下部は水田に張られた水で徐々に削られているようだ。


鉄塔基礎跡(2つ目)
こちらは格納庫エリアの北西にある鉄塔基礎跡。水田の中にきれいに残っている。


後ろには現在の鉄塔の姿も見える。



誘導路跡
滑走路に戻る。このあたりが、滑走路の南端。


この南端からは曲線を描いたターニングサークル・誘導路跡の道路が今も残っている。





暗渠排水路(西)
暗渠となった排水路は東側にも一部残っている。


当時の排水路と新しい排水路が合流。

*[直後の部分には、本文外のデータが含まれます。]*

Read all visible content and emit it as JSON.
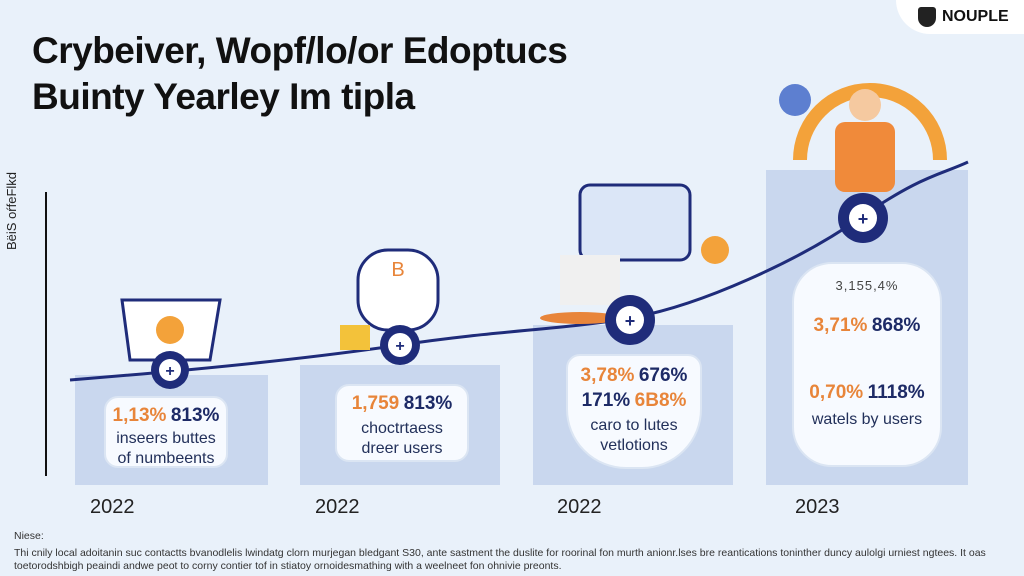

新しい排水路は暗渠化されておらず開渠型。



東の排水路は、あたしい排水路と交差する箇所も多く、改良も多いようです。


また西側は水田主体でしたが、東側は畑が多いようです。

畑が多いと土砂も多いため、暗渠の摩耗も進んでしまうような雰囲気。
南側は排水路そのものが、飛行場当時のものを改め新しい開渠型に更新されておりました。



兵舎跡
飛行場の南東には兵舎があった。

区画は当時も今も変わらない。

さらに拡大してみる。

まわりの住宅とまったく異なる方向を向いている建物。飛行場時代の兵舎と同じ場所で同じ向きに建っている建物。

そこには、時代に取り残された空間が残っていました。



このまま北越谷駅まで歩いていきました。
しらこばと水上公園バス停から北越谷駅まで約8キロの散策でした。